A new hospital. Or at least, a better one. The thing our governments promise will be the key to addressing the issue of vital, immediate and thorough health care in regional Australia.
One Saturday afternoon, there is a scream from the front paddock, and in short order, a family rushes their eldest daughter to the closest emergency room. She has slashed her arm badly in a equipment accident and her brother is compressing the wound as they speed the hour to the largest district hospital.
A push through the emergency room doors, the girl feels faint and is supported into the waiting area.
No doctor. One is rostered, but they have not made an appearance, and cannot be reached on their mobile phone.
The gleaming granite floor of the new emergency room reflects the anguish on her parents’ faces as a kindly nurse makes a phone call. No one can reach the doctor.
The next closest hospital is another hour and a half away. The wound is bad, but not critical enough to call for the rescue chopper. An ambulance could take the girl to the bigger hospital, but the family elects to drive themselves.
It is a scene played out in our satellite communities scattered across New South Wales – district hospitals without the necessary staff member on duty to address cases which merit the attention of a physician or a surgeon.

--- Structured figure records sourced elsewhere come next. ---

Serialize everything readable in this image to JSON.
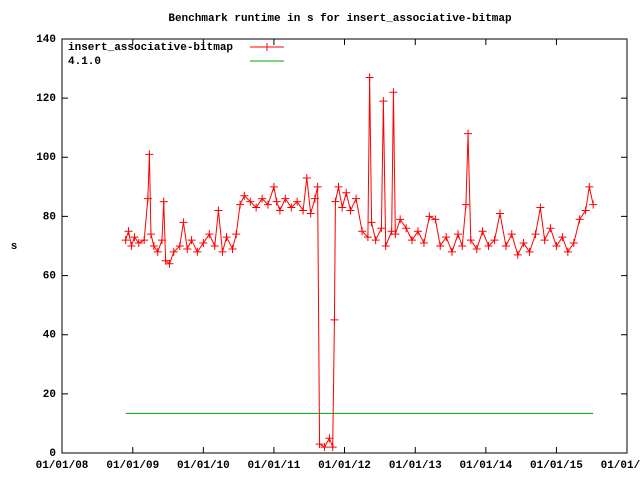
{
  "chart_data": {
    "type": "line",
    "title": "Benchmark runtime in s for insert_associative-bitmap",
    "y_label": "s",
    "xlim": [
      "2008-01-01",
      "2016-01-01"
    ],
    "xticks": [
      {
        "value": "2008-01-01",
        "label": "01/01/08"
      },
      {
        "value": "2009-01-01",
        "label": "01/01/09"
      },
      {
        "value": "2010-01-01",
        "label": "01/01/10"
      },
      {
        "value": "2011-01-01",
        "label": "01/01/11"
      },
      {
        "value": "2012-01-01",
        "label": "01/01/12"
      },
      {
        "value": "2013-01-01",
        "label": "01/01/13"
      },
      {
        "value": "2014-01-01",
        "label": "01/01/14"
      },
      {
        "value": "2015-01-01",
        "label": "01/01/15"
      },
      {
        "value": "2016-01-01",
        "label": "01/01/16"
      }
    ],
    "ylim": [
      0,
      140
    ],
    "yticks": [
      0,
      20,
      40,
      60,
      80,
      100,
      120,
      140
    ],
    "legend": "top-left",
    "series": [
      {
        "name": "insert_associative-bitmap",
        "color": "#ff0000",
        "markers": true,
        "x": [
          "2008-11-25",
          "2008-12-10",
          "2008-12-25",
          "2009-01-10",
          "2009-02-01",
          "2009-03-01",
          "2009-03-20",
          "2009-03-28",
          "2009-04-05",
          "2009-04-20",
          "2009-05-10",
          "2009-06-01",
          "2009-06-10",
          "2009-06-20",
          "2009-07-10",
          "2009-08-01",
          "2009-09-01",
          "2009-09-20",
          "2009-10-10",
          "2009-11-01",
          "2009-12-01",
          "2010-01-01",
          "2010-02-01",
          "2010-03-01",
          "2010-03-20",
          "2010-04-10",
          "2010-05-01",
          "2010-06-01",
          "2010-06-20",
          "2010-07-10",
          "2010-08-01",
          "2010-09-01",
          "2010-10-01",
          "2010-11-01",
          "2010-12-01",
          "2011-01-01",
          "2011-01-15",
          "2011-02-01",
          "2011-03-01",
          "2011-04-01",
          "2011-05-01",
          "2011-06-01",
          "2011-06-20",
          "2011-07-10",
          "2011-08-01",
          "2011-08-15",
          "2011-08-25",
          "2011-09-20",
          "2011-10-15",
          "2011-11-01",
          "2011-11-10",
          "2011-11-15",
          "2011-12-01",
          "2011-12-20",
          "2012-01-10",
          "2012-02-01",
          "2012-03-01",
          "2012-04-01",
          "2012-05-01",
          "2012-05-10",
          "2012-05-20",
          "2012-06-10",
          "2012-07-10",
          "2012-07-20",
          "2012-08-01",
          "2012-09-01",
          "2012-09-10",
          "2012-09-20",
          "2012-10-15",
          "2012-11-15",
          "2012-12-15",
          "2013-01-15",
          "2013-02-15",
          "2013-03-15",
          "2013-04-15",
          "2013-05-10",
          "2013-06-10",
          "2013-07-10",
          "2013-08-10",
          "2013-09-01",
          "2013-09-20",
          "2013-10-01",
          "2013-10-15",
          "2013-11-15",
          "2013-12-15",
          "2014-01-15",
          "2014-02-15",
          "2014-03-15",
          "2014-04-15",
          "2014-05-15",
          "2014-06-15",
          "2014-07-15",
          "2014-08-15",
          "2014-09-15",
          "2014-10-10",
          "2014-11-01",
          "2014-12-01",
          "2015-01-01",
          "2015-02-01",
          "2015-03-01",
          "2015-04-01",
          "2015-05-01",
          "2015-06-01",
          "2015-06-20",
          "2015-07-10"
        ],
        "values": [
          72,
          75,
          70,
          73,
          71,
          72,
          86,
          101,
          74,
          70,
          68,
          72,
          85,
          65,
          64,
          68,
          70,
          78,
          69,
          72,
          68,
          71,
          74,
          70,
          82,
          68,
          73,
          69,
          74,
          84,
          87,
          85,
          83,
          86,
          84,
          90,
          85,
          82,
          86,
          83,
          85,
          82,
          93,
          81,
          86,
          90,
          3,
          2,
          5,
          2,
          45,
          85,
          90,
          83,
          88,
          82,
          86,
          75,
          73,
          127,
          78,
          72,
          76,
          119,
          70,
          75,
          122,
          74,
          79,
          76,
          72,
          75,
          71,
          80,
          79,
          70,
          73,
          68,
          74,
          70,
          84,
          108,
          72,
          69,
          75,
          70,
          72,
          81,
          70,
          74,
          67,
          71,
          68,
          74,
          83,
          72,
          76,
          70,
          73,
          68,
          71,
          79,
          82,
          90,
          84
        ]
      },
      {
        "name": "4.1.0",
        "color": "#00a000",
        "markers": false,
        "x": [
          "2008-11-25",
          "2015-07-10"
        ],
        "values": [
          13.4,
          13.4
        ]
      }
    ]
  }
}
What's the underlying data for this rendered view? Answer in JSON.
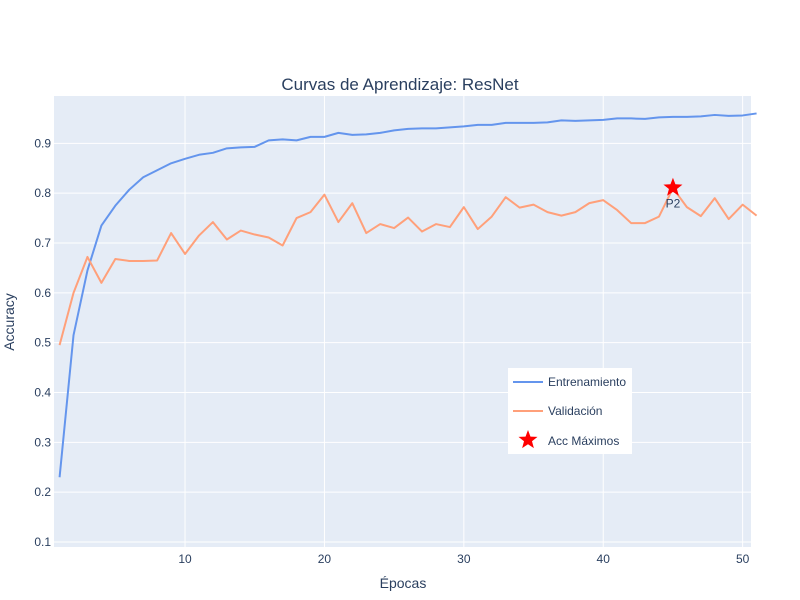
{
  "colors": {
    "plot_bg": "#e5ecf6",
    "grid": "#ffffff",
    "text": "#2a3f5f",
    "train": "#6495ed",
    "val": "#ffa07a",
    "marker": "#ff0000"
  },
  "chart_data": {
    "type": "line",
    "title": "Curvas de Aprendizaje: ResNet",
    "xlabel": "Épocas",
    "ylabel": "Accuracy",
    "xlim": [
      0.6,
      50.6
    ],
    "ylim": [
      0.09,
      0.995
    ],
    "xticks": [
      10,
      20,
      30,
      40,
      50
    ],
    "yticks": [
      0.1,
      0.2,
      0.3,
      0.4,
      0.5,
      0.6,
      0.7,
      0.8,
      0.9
    ],
    "grid": true,
    "legend_position": "bottom-right inside",
    "x": [
      1,
      2,
      3,
      4,
      5,
      6,
      7,
      8,
      9,
      10,
      11,
      12,
      13,
      14,
      15,
      16,
      17,
      18,
      19,
      20,
      21,
      22,
      23,
      24,
      25,
      26,
      27,
      28,
      29,
      30,
      31,
      32,
      33,
      34,
      35,
      36,
      37,
      38,
      39,
      40,
      41,
      42,
      43,
      44,
      45,
      46,
      47,
      48,
      49,
      50,
      51
    ],
    "series": [
      {
        "name": "Entrenamiento",
        "color": "#6495ed",
        "values": [
          0.23,
          0.515,
          0.645,
          0.735,
          0.775,
          0.807,
          0.832,
          0.846,
          0.86,
          0.869,
          0.877,
          0.881,
          0.89,
          0.892,
          0.893,
          0.906,
          0.908,
          0.906,
          0.913,
          0.913,
          0.921,
          0.917,
          0.918,
          0.921,
          0.926,
          0.929,
          0.93,
          0.93,
          0.932,
          0.934,
          0.937,
          0.937,
          0.941,
          0.941,
          0.941,
          0.942,
          0.946,
          0.945,
          0.946,
          0.947,
          0.95,
          0.95,
          0.949,
          0.952,
          0.953,
          0.953,
          0.954,
          0.957,
          0.955,
          0.956,
          0.96
        ]
      },
      {
        "name": "Validación",
        "color": "#ffa07a",
        "values": [
          0.495,
          0.6,
          0.672,
          0.62,
          0.668,
          0.664,
          0.664,
          0.665,
          0.72,
          0.678,
          0.715,
          0.742,
          0.707,
          0.725,
          0.717,
          0.711,
          0.695,
          0.75,
          0.762,
          0.797,
          0.742,
          0.78,
          0.72,
          0.738,
          0.73,
          0.751,
          0.723,
          0.738,
          0.732,
          0.772,
          0.728,
          0.753,
          0.792,
          0.771,
          0.777,
          0.762,
          0.755,
          0.762,
          0.78,
          0.786,
          0.766,
          0.74,
          0.74,
          0.753,
          0.81,
          0.772,
          0.754,
          0.79,
          0.748,
          0.777,
          0.755
        ]
      }
    ],
    "markers": [
      {
        "name": "Acc Máximos",
        "x": 45,
        "y": 0.811,
        "label": "P2",
        "symbol": "star",
        "color": "#ff0000"
      }
    ]
  }
}
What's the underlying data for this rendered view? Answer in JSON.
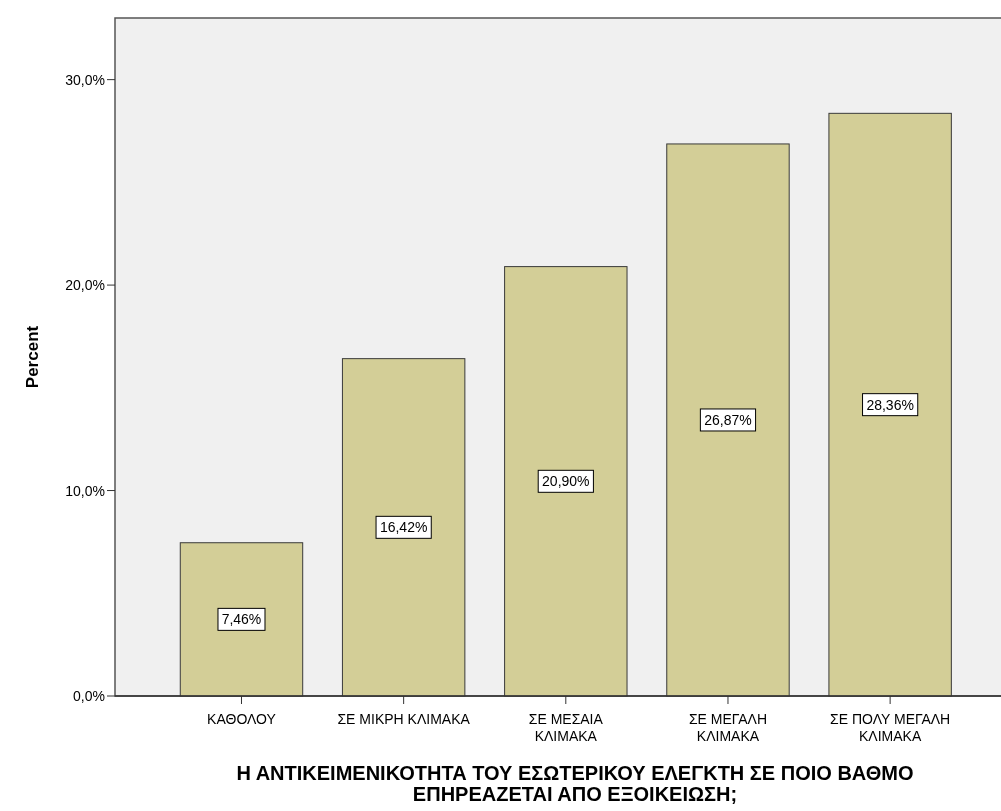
{
  "chart_data": {
    "type": "bar",
    "xlabel": "Η ΑΝΤΙΚΕΙΜΕΝΙΚΟΤΗΤΑ ΤΟΥ ΕΣΩΤΕΡΙΚΟΥ ΕΛΕΓΚΤΗ ΣΕ ΠΟΙΟ ΒΑΘΜΟ ΕΠΗΡΕΑΖΕΤΑΙ ΑΠΟ ΕΞΟΙΚΕΙΩΣΗ;",
    "ylabel": "Percent",
    "categories": [
      "ΚΑΘΟΛΟΥ",
      "ΣΕ ΜΙΚΡΗ ΚΛΙΜΑΚΑ",
      "ΣΕ ΜΕΣΑΙΑ ΚΛΙΜΑΚΑ",
      "ΣΕ ΜΕΓΑΛΗ ΚΛΙΜΑΚΑ",
      "ΣΕ ΠΟΛΥ ΜΕΓΑΛΗ ΚΛΙΜΑΚΑ"
    ],
    "values": [
      7.46,
      16.42,
      20.9,
      26.87,
      28.36
    ],
    "value_labels": [
      "7,46%",
      "16,42%",
      "20,90%",
      "26,87%",
      "28,36%"
    ],
    "color": "#d3ce97",
    "ylim": [
      0,
      33
    ],
    "yticks": [
      {
        "value": 0,
        "label": "0,0%"
      },
      {
        "value": 10,
        "label": "10,0%"
      },
      {
        "value": 20,
        "label": "20,0%"
      },
      {
        "value": 30,
        "label": "30,0%"
      }
    ],
    "grid": false
  }
}
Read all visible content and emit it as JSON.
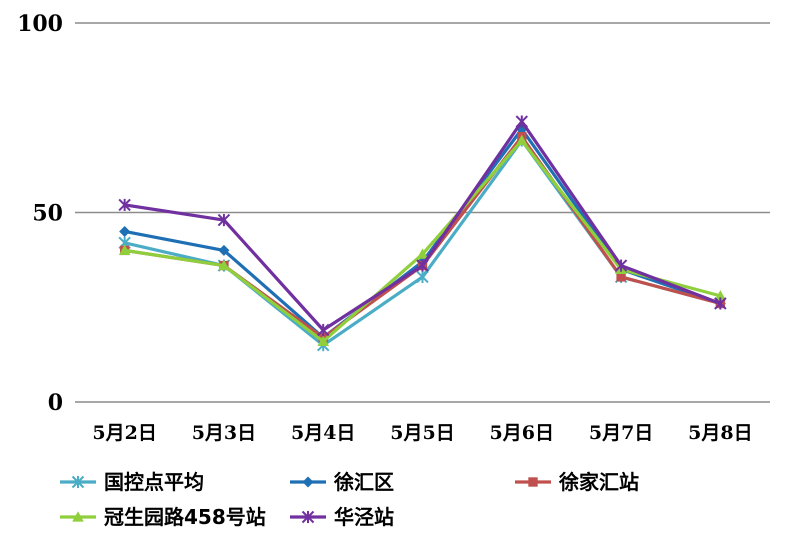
{
  "chart_data": {
    "type": "line",
    "categories": [
      "5月2日",
      "5月3日",
      "5月4日",
      "5月5日",
      "5月6日",
      "5月7日",
      "5月8日"
    ],
    "ylim": [
      0,
      100
    ],
    "y_ticks": [
      0,
      50,
      100
    ],
    "grid": "horizontal",
    "legend_position": "bottom",
    "series": [
      {
        "name": "国控点平均",
        "color": "#4BACC6",
        "marker": "asterisk",
        "values": [
          42,
          36,
          15,
          33,
          69,
          33,
          26
        ]
      },
      {
        "name": "徐汇区",
        "color": "#1F6FB5",
        "marker": "diamond",
        "values": [
          45,
          40,
          17,
          37,
          72,
          35,
          26
        ]
      },
      {
        "name": "徐家汇站",
        "color": "#C0504D",
        "marker": "square",
        "values": [
          40,
          36,
          17,
          36,
          70,
          33,
          26
        ]
      },
      {
        "name": "冠生园路458号站",
        "color": "#8FCF3C",
        "marker": "triangle",
        "values": [
          40,
          36,
          16,
          39,
          69,
          35,
          28
        ]
      },
      {
        "name": "华泾站",
        "color": "#7030A0",
        "marker": "star",
        "values": [
          52,
          48,
          19,
          36,
          74,
          36,
          26
        ]
      }
    ]
  }
}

This kind of incident happened to several people in Inverell last weekend.
People travelled, sometimes up to an hour away with serious injuries. Some cases, were lucky enough to be seen almost by accident by a passing doctor, not on call, and not rostered, who were able to address some of the most dire.
It is not enough we have promises and commitments to upgrade our district health service facilities. It is also not enough to rant and complain about our own shared experience of turning up at the ER, only to find a three-hour wait for a doctor, or a road trip to a bigger facility.
What we need is community-driven, creative thinking to embed dedicated physicians and surgeons in our rural hospitals to give our residents the best chance. So where do we begin?